Do Go Changing
As Billy Joel should have said.
At the tail end of 2019 when coronavirus was a twinkle in the eye of some unfortunate creature in a Wuhan wet market, our thought-piece led on change. It was about why change is both rewarding but also all too easy to resist. It was written when change was an idea not a reality. Now look at us: working at home, paperless systems, client pitches and presentations on Zoom, appraisals and internal catch-ups on Slack. All the things, back in the day, we might have said ‘no’ or ‘not yet’ to. The naysayers who chanted ‘It can’t be done’, ‘it will take too long’ and ‘we’ve always done it this way’ have been swept aside. And it took not weeks or months but days to slip into a new groove, with ‘why didn’t we do this earlier?’ echoing on group chats and down empty corridors.

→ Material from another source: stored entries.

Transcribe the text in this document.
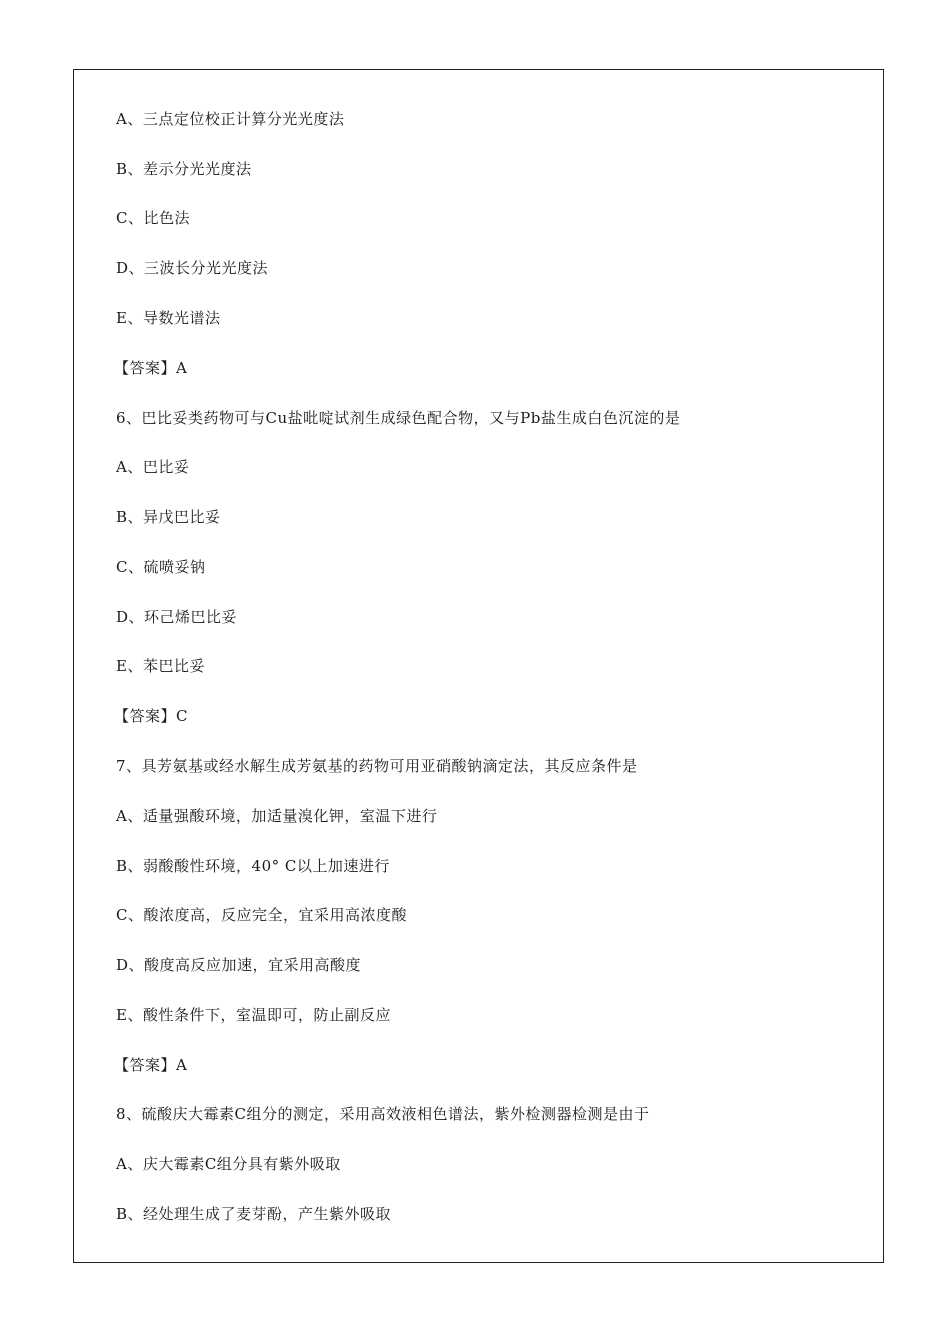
A、三点定位校正计算分光光度法
B、差示分光光度法
C、比色法
D、三波长分光光度法
E、导数光谱法
【答案】A
6、巴比妥类药物可与Cu盐吡啶试剂生成绿色配合物，又与Pb盐生成白色沉淀的是
A、巴比妥
B、异戊巴比妥
C、硫喷妥钠
D、环己烯巴比妥
E、苯巴比妥
【答案】C
7、具芳氨基或经水解生成芳氨基的药物可用亚硝酸钠滴定法，其反应条件是
A、适量强酸环境，加适量溴化钾，室温下进行
B、弱酸酸性环境，40° C以上加速进行
C、酸浓度高，反应完全，宜采用高浓度酸
D、酸度高反应加速，宜采用高酸度
E、酸性条件下，室温即可，防止副反应
【答案】A
8、硫酸庆大霉素C组分的测定，采用高效液相色谱法，紫外检测器检测是由于
A、庆大霉素C组分具有紫外吸取
B、经处理生成了麦芽酚，产生紫外吸取
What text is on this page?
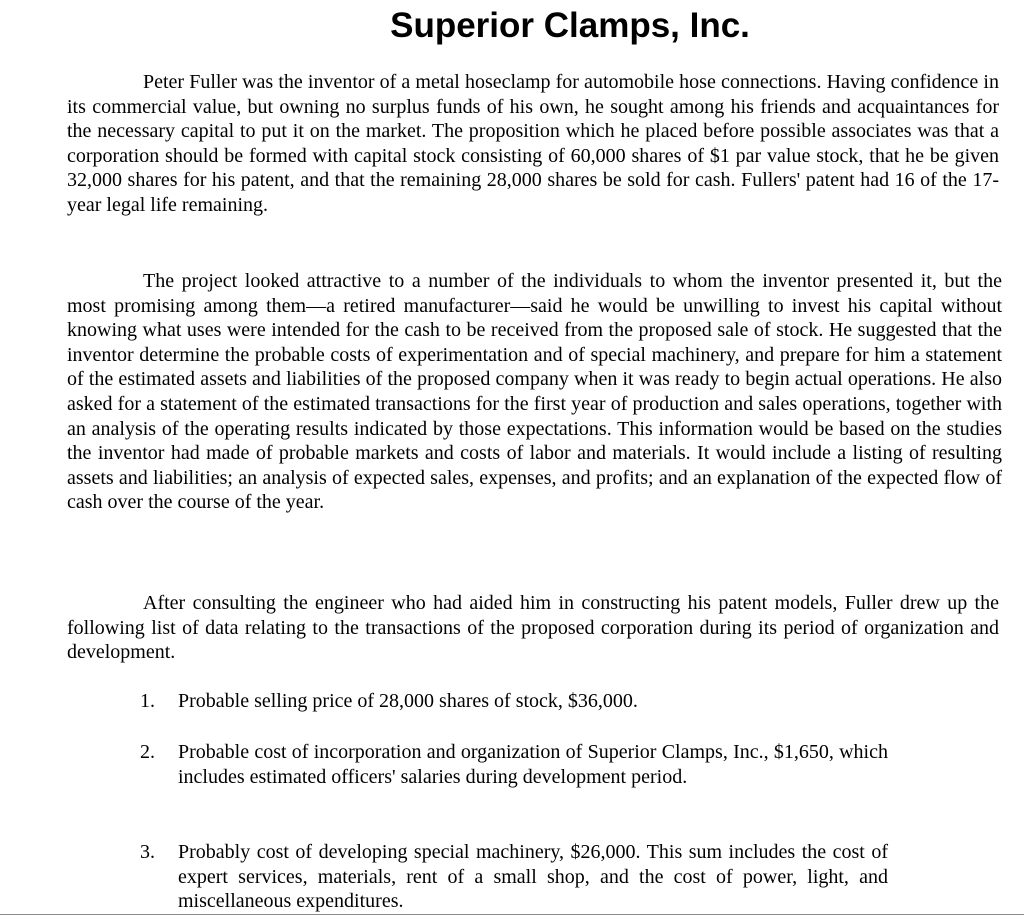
Superior Clamps, Inc.

Peter Fuller was the inventor of a metal hoseclamp for automobile hose connections. Having confidence in its commercial value, but owning no surplus funds of his own, he sought among his friends and acquaintances for the necessary capital to put it on the market. The proposition which he placed before possible associates was that a corporation should be formed with capital stock consisting of 60,000 shares of $1 par value stock, that he be given 32,000 shares for his patent, and that the remaining 28,000 shares be sold for cash. Fullers' patent had 16 of the 17-year legal life remaining.

The project looked attractive to a number of the individuals to whom the inventor presented it, but the most promising among them—a retired manufacturer—said he would be unwilling to invest his capital without knowing what uses were intended for the cash to be received from the proposed sale of stock. He suggested that the inventor determine the probable costs of experimentation and of special machinery, and prepare for him a statement of the estimated assets and liabilities of the proposed company when it was ready to begin actual operations. He also asked for a statement of the estimated transactions for the first year of production and sales operations, together with an analysis of the operating results indicated by those expectations. This information would be based on the studies the inventor had made of probable markets and costs of labor and materials. It would include a listing of resulting assets and liabilities; an analysis of expected sales, expenses, and profits; and an explanation of the expected flow of cash over the course of the year.

After consulting the engineer who had aided him in constructing his patent models, Fuller drew up the following list of data relating to the transactions of the proposed corporation during its period of organization and development.

1.	Probable selling price of 28,000 shares of stock, $36,000.
2.	Probable cost of incorporation and organization of Superior Clamps, Inc., $1,650, which includes estimated officers' salaries during development period.
3.	Probably cost of developing special machinery, $26,000. This sum includes the cost of expert services, materials, rent of a small shop, and the cost of power, light, and miscellaneous expenditures.
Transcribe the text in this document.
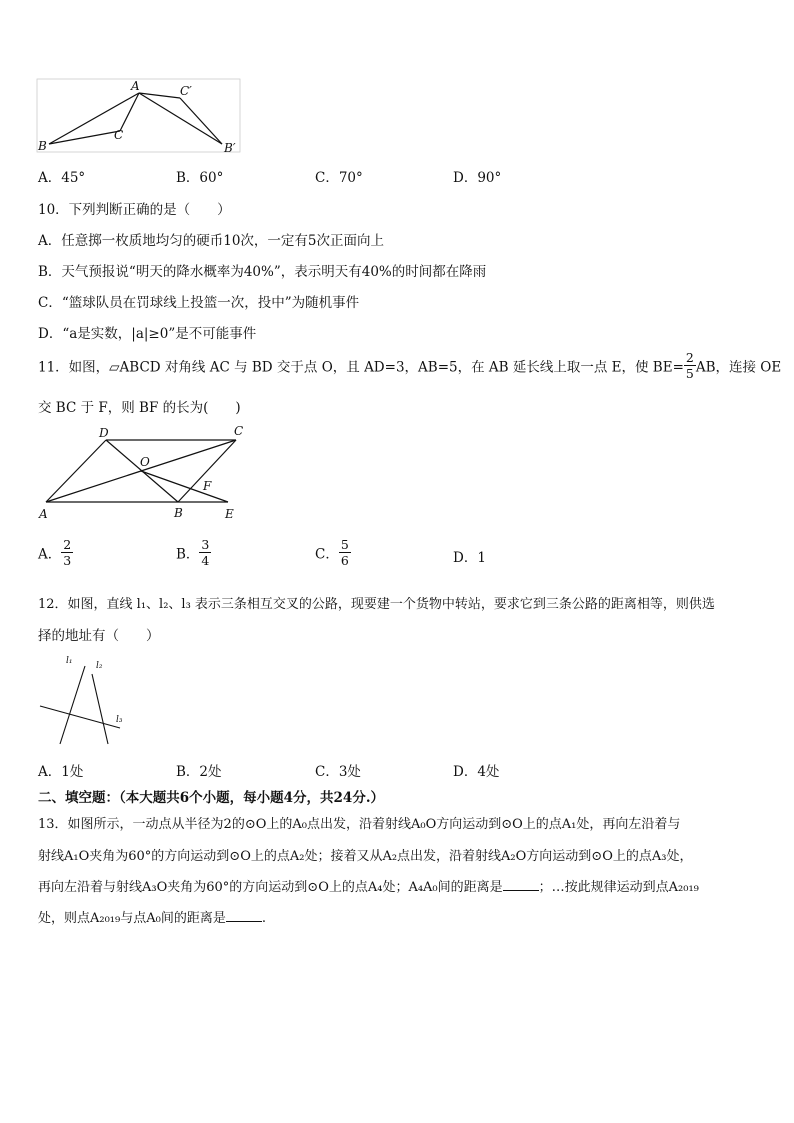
A
B
C
C′
B′
A．45°	B．60°	C．70°	D．90°
10．下列判断正确的是（　　）
A．任意掷一枚质地均匀的硬币10次，一定有5次正面向上
B．天气预报说“明天的降水概率为40%”，表示明天有40%的时间都在降雨
C．“篮球队员在罚球线上投篮一次，投中”为随机事件
D．“a是实数，|a|≥0”是不可能事件
11．如图，▱ABCD 对角线 AC 与 BD 交于点 O，且 AD=3，AB=5，在 AB 延长线上取一点 E，使 $BE= \frac{2}{5}$ AB，连接 OE
交 BC 于 F，则 BF 的长为(　　)
A	B
C
D
E
O
F
A． $\frac{2}{3}$	B． $\frac{3}{4}$	C． $\frac{5}{6}$	D．1
12．如图，直线 l₁、l₂、l₃ 表示三条相互交叉的公路，现要建一个货物中转站，要求它到三条公路的距离相等，则供选
择的地址有（　　）
l₁	l₂
l₃
A．1处	B．2处	C．3处	D．4处
二、填空题：（本大题共6个小题，每小题4分，共24分.）
13．如图所示，一动点从半径为2的⊙O上的A₀点出发，沿着射线A₀O方向运动到⊙O上的点A₁处，再向左沿着与
射线A₁O夹角为60°的方向运动到⊙O上的点A₂处；接着又从A₂点出发，沿着射线A₂O方向运动到⊙O上的点A₃处，
再向左沿着与射线A₃O夹角为60°的方向运动到⊙O上的点A₄处；A₄A₀间的距离是	；…按此规律运动到点A₂₀₁₉
处，则点A₂₀₁₉与点A₀间的距离是	.
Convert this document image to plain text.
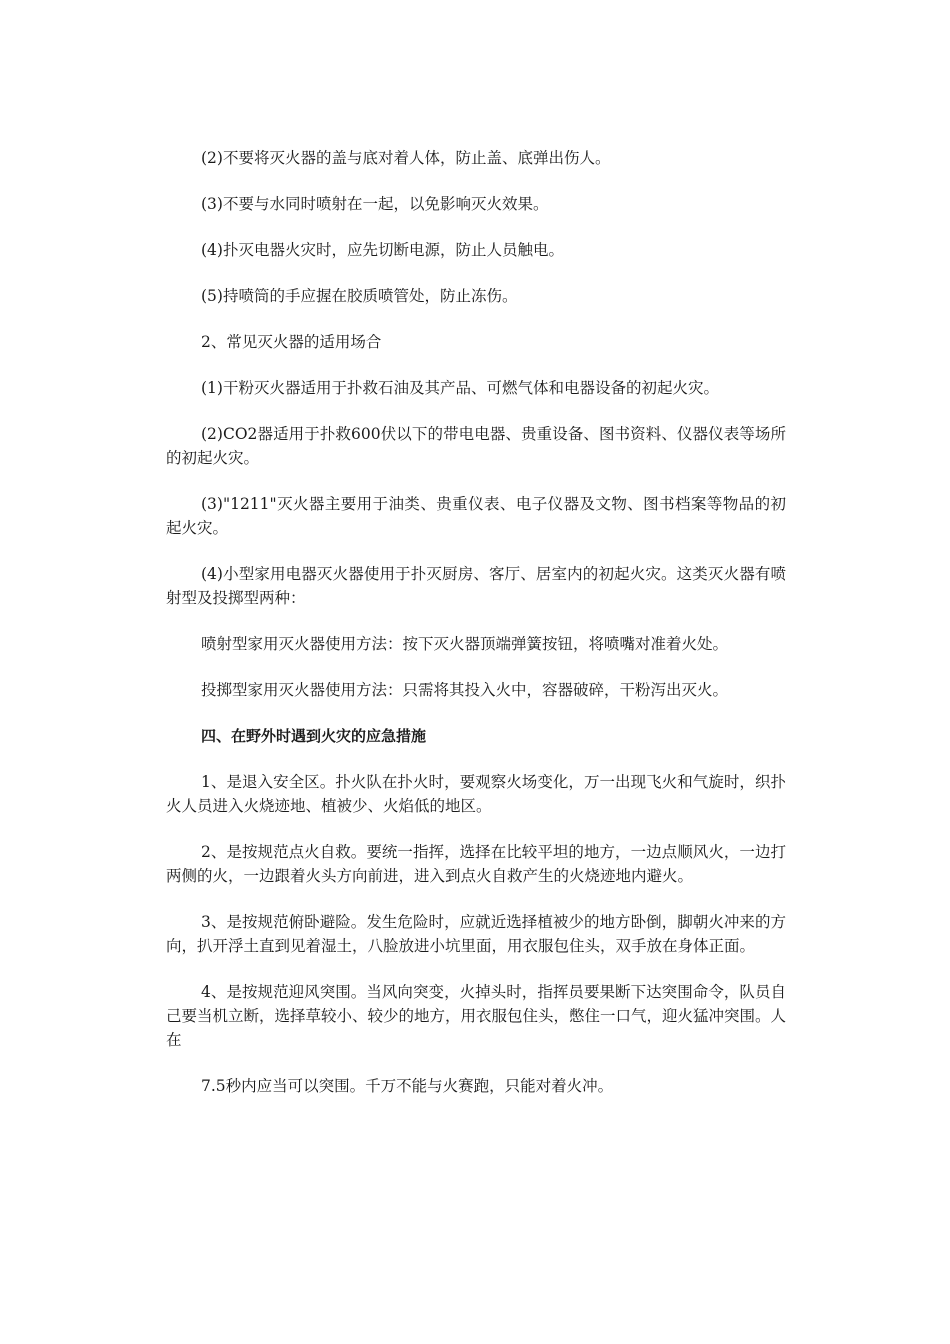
(2)不要将灭火器的盖与底对着人体，防止盖、底弹出伤人。

(3)不要与水同时喷射在一起，以免影响灭火效果。

(4)扑灭电器火灾时，应先切断电源，防止人员触电。

(5)持喷筒的手应握在胶质喷管处，防止冻伤。

2、常见灭火器的适用场合

(1)干粉灭火器适用于扑救石油及其产品、可燃气体和电器设备的初起火灾。

(2)CO2器适用于扑救600伏以下的带电电器、贵重设备、图书资料、仪器仪表等场所的初起火灾。

(3)"1211"灭火器主要用于油类、贵重仪表、电子仪器及文物、图书档案等物品的初起火灾。

(4)小型家用电器灭火器使用于扑灭厨房、客厅、居室内的初起火灾。这类灭火器有喷射型及投掷型两种：

喷射型家用灭火器使用方法：按下灭火器顶端弹簧按钮，将喷嘴对准着火处。

投掷型家用灭火器使用方法：只需将其投入火中，容器破碎，干粉泻出灭火。

四、在野外时遇到火灾的应急措施

1、是退入安全区。扑火队在扑火时，要观察火场变化，万一出现飞火和气旋时，织扑火人员进入火烧迹地、植被少、火焰低的地区。

2、是按规范点火自救。要统一指挥，选择在比较平坦的地方，一边点顺风火，一边打两侧的火，一边跟着火头方向前进，进入到点火自救产生的火烧迹地内避火。

3、是按规范俯卧避险。发生危险时，应就近选择植被少的地方卧倒，脚朝火冲来的方向，扒开浮土直到见着湿土，八脸放进小坑里面，用衣服包住头，双手放在身体正面。

4、是按规范迎风突围。当风向突变，火掉头时，指挥员要果断下达突围命令，队员自己要当机立断，选择草较小、较少的地方，用衣服包住头，憋住一口气，迎火猛冲突围。人在

7.5秒内应当可以突围。千万不能与火赛跑，只能对着火冲。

“The secret of change is to focus all of your energy not on fighting the old, but on building the new” Socrates
It’s not been easy, simply because we are such suckers for the status quo, that big cuddly blanket we sleepwalk into every morning. But after ten weeks of new routines and new ways of working, most of us have had an epiphany. We applaud ourselves, our brilliant ability to adapt, our resilience and indomitable spirit. And so we should. But in most cases we didn’t choose to change, we had to. We live in a time of enforced progression, if you will. So what does that reveal about the human condition, about behaviour, and how brands and governments should shape their messaging to overcome our congenital obduracy? I’m likely to wander into unpalatable territory for some but asking and telling are quite different things. We can ask people to eat five portions of fruit and veg a day but do they? We can ask employers to ensure there are no gender pay gaps but will they listen? We can suggest that boardrooms have as many women as men but will a gentle nudge influence policy? The lesson appears to be that if you’re looking for change, don’t expect people, institutions or governments to offer it voluntarily. We are serial resistors. So can we be trusted to do the right thing if we’re not made to do it? Most of us, with one notable exception, are following physical distancing and lockdown guidelines at the moment but fly-tipping is up and the streets of the world are littered with discarded protective masks and gloves. In solving one problem we can’t help but create new ones.
“The people who are crazy enough to think they can change the world are the ones who do.” Steve Jobs
We’ve all had a taste of change. And the truth is we like it. 91% of the UK population don’t want to return to the old normal but how difficult will it be to resist familiar habits? What will the new normal look like and how can we make the most of it? We need to tap in to our inner Curie, Bowie and Dyson – the pioneers, trend-setters and innovators – those who view the ever-changing as the new permanence, to whom change is a healthy addiction.
Coronavirus represents a watershed in so many ways. It has proved that achieving equilibrium between home and office, work and family, and real and virtual is not as elusive as we thought. It has demonstrated unequivocally that change is both easy and essential. That’s something we all need to remember, so that next time we can embrace and implement it before we have to.
I want to leave you with one thought about change. Early on, we saw how the pandemic was indirectly affecting the environment. With the gargantuan cruise ships banned from Venice, the fish returned. Industry slowed and the skies cleared above China. The change was rapid, visible and tangible. It was like we were Scrooge witnessing a rosy future – a promised land – we can still shape, if we are willing to. Once big industry grinds into gear and those faraway factories start making our t-shirts and onesies again those improvements will disappear. The change the world needs will quietly vanish and we will return to a status quo we have to resist with every fibre of our being.
COVID-19 isn’t the only virus in town.